Question

Image included: A sequence of transformations maps ∆ABC to ∆A′B′C′. The sequence of transformations that maps ∆ABC to ∆A′B′C′ is a reflection across the ________ followed by a translation ________.

first box is a-(x-axis) b- (y-axis) c-(line y=x) or d-(line y=-x)
second box is a-(8 units to the right 10 units up) b- (8 units to the right 4 units up) c-(10 units to the right 2 units up) or d-(10 units to the right 4 units up)

Answer 1

First is the y=x line, second is 10 to the right, 4 up.

Answer 2

The answer is (1) y = x and (2) 10 units to the right and 4 units up.

Explanation:

A sequence of transformations maps ∆ABC to ∆A′B′C′. The sequence of transformations that maps ∆ABC to ∆A′B′C′ is a reflection across the line y = x followed by a translation 10 units to the right and 4 units up.

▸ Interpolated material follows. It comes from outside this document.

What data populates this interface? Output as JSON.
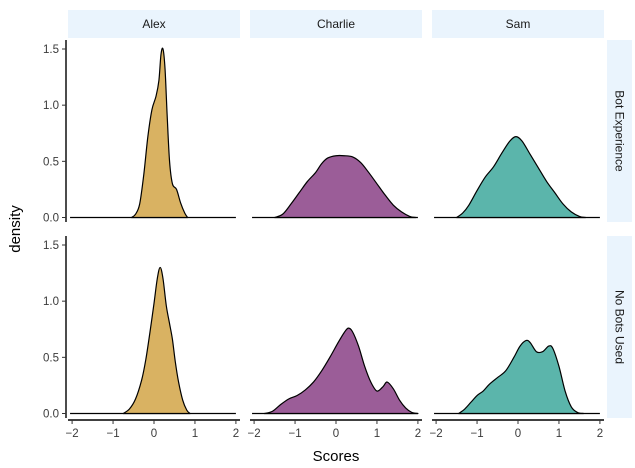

The first is a reflection across a line and second is a translation.

We can see that the co-ordinates of point C are (-4, -2).

After reflection from the line y = x, the co-ordinates becomes (2, -4).

And the coordinates of point C' are (12, 0). So, to reach point C' from point C, we have to add 10 units to the x-coordinate and 4 units to the y-coordinate.

That makes a translation of 10 units right and 4 units up.